A cet effet, il est prévu dans l’appareil des espaces isolés de la cabine passagers. Ces zones de repos sont pourvues de fauteuils au dossier largement inclinable et parfois de véritables couchettes. En ce qui concerne les pilotes, il est évident que l’équipe qui va se reposer est remplacée par une autre. Aussi, tout avion effectuant un long vol embarque au minimum 4 pilotes.

Secousse

La crainte des secousses en vol est la raison majeure de la peur de l’avion. Il est donc important de rappeler qu’elles ne sont jamais la cause d’accidents graves. La sécurité étant le souci central des acteurs du transport aérien – constructeurs, compagnies, équipages, contrôleurs…-, les secousses sont un domaine parfaitement connu et maîtrisé.

Elles sont la conséquence des turbulences atmosphériques. Quand elles sont prévisibles, le pilote actionne le signal « Fasten your seat belts », « Attachez vos ceintures ». Celles-ci sont en effet la seule manière d’être réellement en sécurité en cas de turbulences fortes. Cependant, les turbulences dites « en air clair » sont impossibles à prévoir. C’est pourquoi il est essentiel de garder sa ceinture attachée tout au long du vol même quand celui-ci semble calme. Pour ressentir ces secousses le moins possible, les personnes les plus inquiètes choisiront néanmoins des places au niveau des ailes et éviteront l’arrière de l’appareil.

Secteur aérien

Dans son sens le plus strict, un secteur aérien est une partie de l’espace aérien où un service de contrôle aérien est assuré. Un tel secteur couvre une zone géographique précise, et il est limité par une altitude minimale et maximale. Son autre limite est sa capacité, c’est-à-dire le nombre d’avions que le contrôle peut y gérer simultanément en toute sécurité.

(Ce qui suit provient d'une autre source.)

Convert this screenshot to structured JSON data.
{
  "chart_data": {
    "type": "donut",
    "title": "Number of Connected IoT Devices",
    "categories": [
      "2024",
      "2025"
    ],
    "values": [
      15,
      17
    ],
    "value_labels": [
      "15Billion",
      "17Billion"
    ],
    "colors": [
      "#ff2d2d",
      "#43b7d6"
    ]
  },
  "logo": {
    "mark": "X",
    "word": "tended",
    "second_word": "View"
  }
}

Le ciel français est ainsi partagé en 5 grands secteurs appelés « Centres en Route de la Navigation Aérienne » (CRNA) dans lesquels chaque binôme de contrôleurs est responsable d’un petit secteur nommé « Unité de Contrôle d’Espace » (UCE). Complétant les CRNA, le contrôle d’approche et le contrôle d’aérodrome prennent en charge les appareils qui se préparent à atterrir ou qui viennent de décoller.
Afin d’assurer la sécurité du ciel européen, les différents secteurs sont aujourd’hui coordonnés par Eurocontrol au moyen du système informatique ETFMS dont l’une des missions est d’éviter la surcharge de tel ou tel secteur.

Sécurité à bord

La sécurité à bord est assurée par un ensemble de consignes et de mesures rappelées aux passagers par les hôtesses et les stewards avant chaque décollage. Ces dispositions concernent le port de la ceinture, l’utilisation des masques à oxygène et des gilets de sauvetage, l’emplacement des issues de secours et l’attitude à tenir en cas d’accident.

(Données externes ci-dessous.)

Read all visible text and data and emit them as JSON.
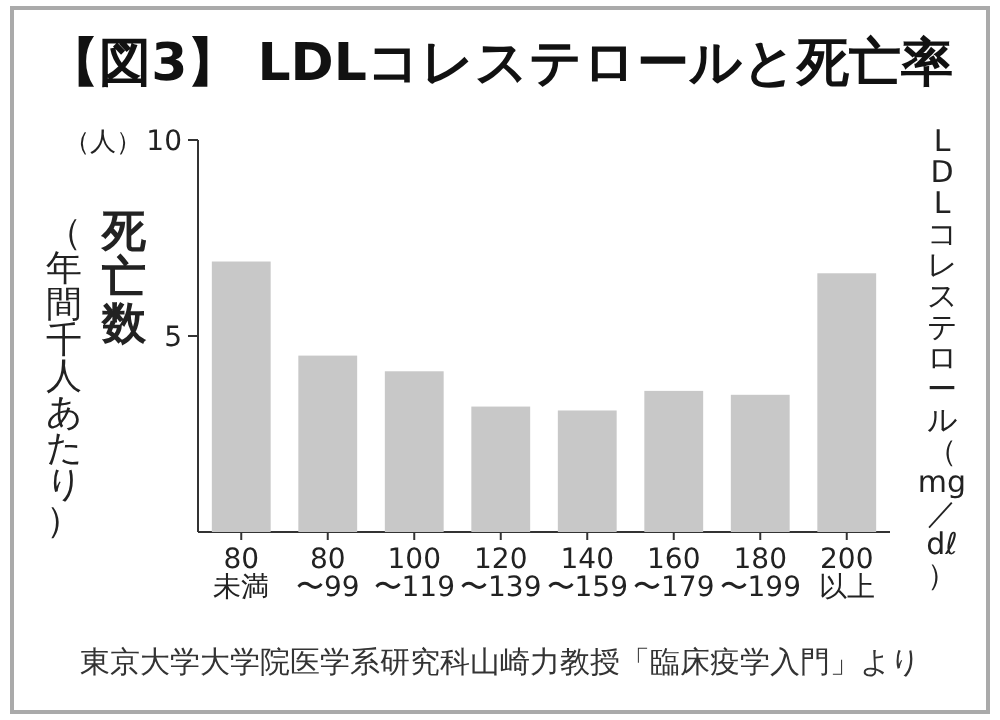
{
  "chart_data": {
    "type": "bar",
    "title": "【図3】 LDLコレステロールと死亡率",
    "ylabel": "死亡数（年間千人あたり）",
    "categories": [
      "80\n未満",
      "80\n〜99",
      "100\n〜119",
      "120\n〜139",
      "140\n〜159",
      "160\n〜179",
      "180\n〜199",
      "200\n以上"
    ],
    "values": [
      6.9,
      4.5,
      4.1,
      3.2,
      3.1,
      3.6,
      3.5,
      6.6
    ],
    "color": "#c8c8c8",
    "ylim": [
      0,
      10
    ],
    "yticks": [
      5,
      10
    ],
    "grid": false,
    "annotations": [
      "（人）",
      "東京大学大学院医学系研究科山崎力教授「臨床疫学入門」より",
      "LDLコレステロール（mg／dℓ）"
    ]
  }
}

Ces instructions figurent également sur la carte intitulée « Safety on board » (« Sécurité à bord ») que chaque passager trouve dans la pochette située devant son siège. Il convient dès lors de repérer les issues de secours les plus proches et d’être attentif à leur mode d’ouverture afin d’être prêt à les utiliser en cas d’urgence.

Sécurité aérienne

La sécurité aérienne couvre l’ensemble des dispositions visant à minimiser les risques d’accidents liés à une déficience de l’appareil ou à une erreur humaine. Elle inclut aussi les mesures à prendre en cas d’accidents.

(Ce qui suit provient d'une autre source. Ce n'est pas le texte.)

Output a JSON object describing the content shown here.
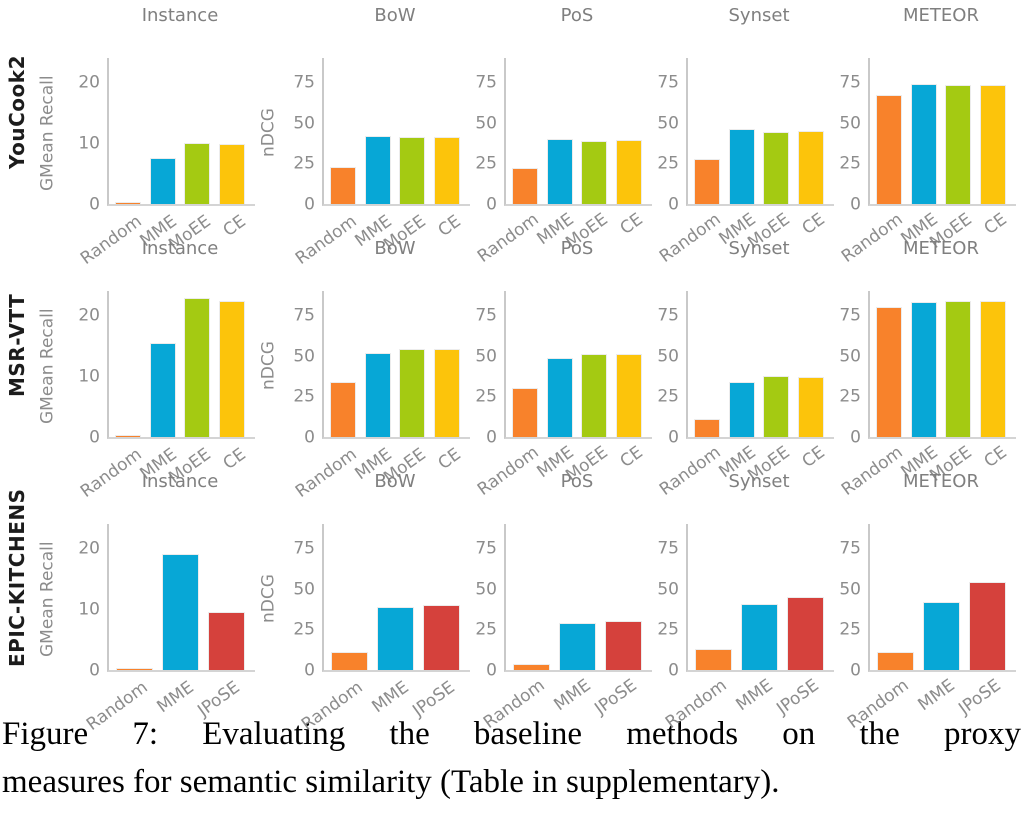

Elle concerne donc à la fois les matériels, les équipages et les intervenants au sol. Pour le matériel, elle passe par l’attribution d’un certificat de navigabilité sans lequel un aéronef n’est pas autorisé à voler et par des vérifications permanentes de la structure des appareils et de l’état de ses différents équipements. Dans le domaine des facteurs humains, les pilotes, les hôtesses et les stewards sont soumis à des entraînements réguliers et à des examens médicaux poussés. D’autre part, les pilotes doivent acquérir un certificat spécifique pour chaque type d’avion qu’ils sont amenés à piloter. Enfin, la première mission des contrôleurs aériens est d’assurer la sécurité du trafic en veillant notamment au respect des distances minimales entre les aéronefs.